In the years leading up to World War II, he was a working photographer with several magazine covers to his name and had also been a set photographer on Orson Welles Citizen Kane. When the Japanese bombed Pearl Harbour he was sent to London as a US Signal Corps photographer.

He soon grew tired of snapping pictures of two-star generals, working in the dark room and attending high society events. Where was the war, the excitement, shellfire, Nazis, and combat scenes that he joined the army to photograph? His spirits were low until he read about an elite American unit forming in Scotland asking for volunteers. He quickly jumped on a train and made his way to Scotland to join the Rangers.
As a combat photographer in the second world war, he won a Purple Heart for his courage and willingness to risk his life picturing infantrymen under fire. Stern documented US troops advancing through north Africa, and was invalided home with severe shrapnel wounds to his arms and neck. In 1943 he returned to cover the Allied invasion of Sicily for Stars and Stripes, the US army magazine. According to his biographer, the journalist Herbert Mitgang: “His pictures of the invasion and its aftermath remain among the most outstanding documents in the annals of combat photography in any war, before or since.”
The postwar decades saw a media boom: the heyday of photo-magazines and blockbuster movies aimed at a predominantly young mass audience. Stern rode the publicity of a new generation of stars who became, at least in part through his attention, poster pinups. Interviewed later by the Los Angeles Times, he mused on his transfer from war to celebrity photography. “ [The war] very well might have helped me get access … I don’t really know for sure, because some of them wanted publicity so bad that you didn’t have to have a Purple Heart for that. All you had to have was an expensive camera.”

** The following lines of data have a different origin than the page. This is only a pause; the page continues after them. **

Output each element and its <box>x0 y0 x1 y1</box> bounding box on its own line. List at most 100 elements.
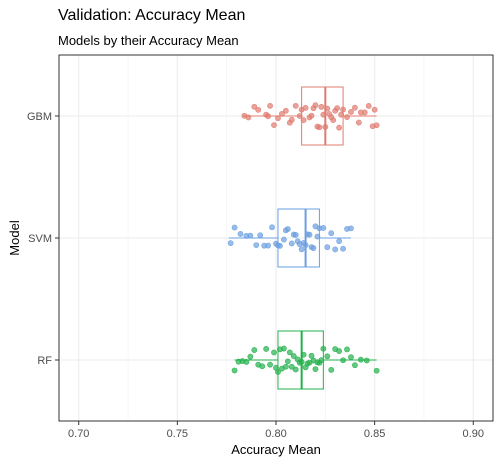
data-point <box>300 117 307 124</box>
data-point <box>352 104 358 111</box>
data-point <box>296 113 303 119</box>
data-point <box>306 231 313 238</box>
data-point <box>300 351 307 358</box>
data-point <box>288 240 295 247</box>
data-point <box>316 124 323 131</box>
data-point <box>320 225 327 231</box>
x-tick-label: 0.90 <box>463 428 484 440</box>
data-point <box>243 359 250 365</box>
data-point <box>275 115 281 122</box>
y-tick-layer: GBM SVM RF <box>27 111 59 367</box>
data-point <box>259 363 266 370</box>
data-point <box>280 345 287 352</box>
data-point <box>352 362 358 369</box>
data-point <box>328 367 335 373</box>
data-point <box>292 366 299 373</box>
data-point <box>237 231 244 237</box>
data-point <box>257 232 264 239</box>
data-point <box>332 246 339 253</box>
data-point <box>318 103 325 110</box>
data-point <box>363 357 370 364</box>
data-point <box>344 114 350 121</box>
data-point <box>336 124 343 131</box>
data-point <box>269 224 275 231</box>
data-point <box>373 367 380 374</box>
data-point <box>330 117 337 124</box>
data-point <box>271 349 277 356</box>
data-point <box>312 102 319 109</box>
x-tick-label: 0.70 <box>68 428 89 440</box>
data-point <box>302 242 309 248</box>
data-point <box>336 238 343 245</box>
chart-subtitle: Models by their Accuracy Mean <box>58 33 239 48</box>
data-point <box>247 232 254 239</box>
data-point <box>286 349 293 356</box>
data-point <box>247 353 254 360</box>
data-point <box>253 242 260 248</box>
data-point <box>277 242 283 249</box>
data-point <box>308 112 315 119</box>
data-point <box>271 122 277 128</box>
chart-title: Validation: Accuracy Mean <box>58 7 246 24</box>
data-point <box>348 354 354 361</box>
data-point <box>288 116 295 123</box>
data-point <box>365 103 372 109</box>
y-axis-title: Model <box>7 220 22 256</box>
data-point <box>275 369 281 375</box>
data-point <box>355 119 362 126</box>
data-point <box>322 124 329 130</box>
data-point <box>284 226 291 232</box>
data-point <box>338 111 344 118</box>
data-point <box>298 359 305 365</box>
data-point <box>310 245 317 251</box>
y-tick-label: RF <box>37 355 52 367</box>
data-point <box>357 356 364 363</box>
x-axis-title: Accuracy Mean <box>231 442 321 457</box>
data-point <box>251 347 258 353</box>
data-point <box>361 109 368 116</box>
data-point <box>292 102 299 109</box>
x-tick-label: 0.85 <box>364 428 385 440</box>
point-layer <box>227 102 380 375</box>
data-point <box>255 106 262 113</box>
data-point <box>340 357 346 364</box>
data-point <box>348 225 354 232</box>
data-point <box>265 113 272 120</box>
data-point <box>288 363 295 370</box>
data-point <box>263 346 270 352</box>
data-point <box>328 230 335 237</box>
data-point <box>298 246 305 253</box>
data-point <box>334 105 341 111</box>
data-point <box>282 107 289 114</box>
data-point <box>340 245 346 252</box>
data-point <box>227 240 234 247</box>
data-point <box>320 345 327 352</box>
data-point <box>231 367 238 374</box>
data-point <box>282 363 289 370</box>
data-point <box>290 353 297 359</box>
data-point <box>324 353 331 360</box>
data-point <box>336 348 343 354</box>
data-point <box>344 346 350 353</box>
data-point <box>231 224 238 231</box>
data-point <box>292 232 299 238</box>
x-tick-layer: 0.70 0.75 0.80 0.85 0.90 <box>68 421 484 440</box>
data-point <box>348 109 354 115</box>
data-point <box>267 361 273 368</box>
data-point <box>312 366 319 372</box>
data-point <box>371 106 378 113</box>
data-point <box>251 103 258 110</box>
data-point <box>324 244 331 251</box>
data-point <box>279 110 285 117</box>
y-tick-label: GBM <box>27 111 52 123</box>
data-point <box>314 233 321 240</box>
data-point <box>284 358 291 365</box>
data-point <box>340 106 346 113</box>
data-point <box>245 114 252 121</box>
data-point <box>320 111 327 118</box>
data-point <box>318 357 325 364</box>
x-tick-label: 0.75 <box>167 428 188 440</box>
data-point <box>280 236 287 243</box>
data-point <box>265 242 272 249</box>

Stern’s connections enabled him to work as a stills cameraman on more than 200 films, including Guys and Dolls, and Close Encounters of the Third Kind; to contribute pictures to hundreds of book and record covers, including those for albums by Sinatra, Armstrong and Fitzgerald; and to touch on the world of politics. When Sinatra assumed responsibility for President John F Kennedy’s inaugural gala in 1960, Stern paused in shooting stills for The Devil at 4 O’Clock to deposit a note in his dressing room. It read: “Read the news today. I hereby apply for the job of resident paparazzo on your inaugural project.” It worked, and Sinatra hired Stern for the inaugural ball. His shot of Sinatra deferentially lighting Kennedy’s cigarette in a swath of smoke went around the world.



Stern was ever careful not to get too close to the stars he befriended. In his heyday he acknowledged: “Someone who knows the scene might say I was part of the gang in that I was acceptable to them, but that’s the extent of it. I was not on their A-list, but from time to time I’d be invited. Technically I was one of them for an hour and a half.”


Stern lived most of his life in a modest bungalow near the Paramount studios, cluttered with decades’ worth of photographic prints, contact sheets and negatives. In 2001, he donated his library to the Academy of Motion Picture Arts and Sciences. When asked what made a good picture, he gave a puzzled answer: “I wish I knew. I could keep taking more.”

A lifelong smoker, Stern died at the age of 95 in Los Angeles from COPD and congestive heart failure which he had been battling for over three and a half decades.